God sorry on rereading I see that you did say what brought it on. Ignore that bit! I hope you get the operation you've been waiting for soon.

Me too Galaxxy
You have my utmost sympathy. It's hell for them and for us. My DP is French and we spent lockdown at my home in the UK. He went down with the commonest Covid symptoms mid March but many of them have remained in his system even though we both tested negative. The only thing that gives him some relief from the pain is physiotherapy which he had when he went back to France for three weeks. His lungs aren't damaged, thankfully but neurologically there are definitely some problems. The fatigue and sudden falling asleep, lack of attention span meaning he can't read or watch TV as he forgets what he as read/seen after a few moments etc and of course he is grumpier than normal. I keep an eye on a Long Covid Facebook Group and it's staggering how many are in this situation.

Sorry, I didn't need convincing it's real. Just wondered if they'd actually ruled out alternatives.

I'm in your DP's position and my DH is in yours. Thankfully our DDs are 11 and 8 and so are not in so much need of supervision but it's been very hard on my DH, who has also been WFH. We're really hoping that the girls will be back in school in September.

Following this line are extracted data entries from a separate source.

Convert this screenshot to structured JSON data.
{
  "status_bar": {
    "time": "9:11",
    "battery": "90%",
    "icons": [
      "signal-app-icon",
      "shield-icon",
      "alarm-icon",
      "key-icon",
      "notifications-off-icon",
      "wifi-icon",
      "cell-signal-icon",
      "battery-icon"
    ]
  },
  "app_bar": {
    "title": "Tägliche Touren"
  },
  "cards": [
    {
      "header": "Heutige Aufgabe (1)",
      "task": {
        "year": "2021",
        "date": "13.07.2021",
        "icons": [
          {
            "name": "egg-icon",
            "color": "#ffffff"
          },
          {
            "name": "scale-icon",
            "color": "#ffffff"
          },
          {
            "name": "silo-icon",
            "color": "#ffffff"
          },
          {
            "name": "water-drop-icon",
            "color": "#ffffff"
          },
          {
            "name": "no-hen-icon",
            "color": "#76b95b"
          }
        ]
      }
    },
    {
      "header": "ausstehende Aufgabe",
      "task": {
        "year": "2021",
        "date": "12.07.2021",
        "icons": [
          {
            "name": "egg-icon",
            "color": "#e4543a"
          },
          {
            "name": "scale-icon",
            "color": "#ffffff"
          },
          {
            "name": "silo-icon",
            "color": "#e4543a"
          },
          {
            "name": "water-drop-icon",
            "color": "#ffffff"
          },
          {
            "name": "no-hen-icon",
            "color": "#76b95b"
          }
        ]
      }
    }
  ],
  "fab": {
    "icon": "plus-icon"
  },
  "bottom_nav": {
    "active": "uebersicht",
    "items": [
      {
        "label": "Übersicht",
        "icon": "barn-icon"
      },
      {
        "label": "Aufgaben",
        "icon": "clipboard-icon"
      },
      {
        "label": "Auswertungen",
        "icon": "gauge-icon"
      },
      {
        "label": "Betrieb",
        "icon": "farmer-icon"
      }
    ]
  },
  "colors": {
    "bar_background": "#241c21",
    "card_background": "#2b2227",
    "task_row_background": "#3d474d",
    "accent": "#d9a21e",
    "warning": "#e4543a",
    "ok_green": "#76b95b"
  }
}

On a more encouraging note, I have been improving a bit the last couple of weeks. My flare-ups are becoming less frequent and I'm no longer getting high temperatures.

Like your DP, I'm mostly completely shattered. But I already had flu last year that led to pneumonia and I had CFS as a result. I also have PTSD, and my MH isn't great. But I'm feeling more optimistic than I've been in a while.

I'm so sorry you and your DP are going through what you are, I know how hard it is.

There should be a local Facebook support group for ME/CFS which I believe is the same thing as long Covid. ME is a post viral syndrome which can result from any virus, including COVID. It's a truly dreadful thing to suffer from with very little help available from the NHS and research into treatments has been criminally underfunded for decades.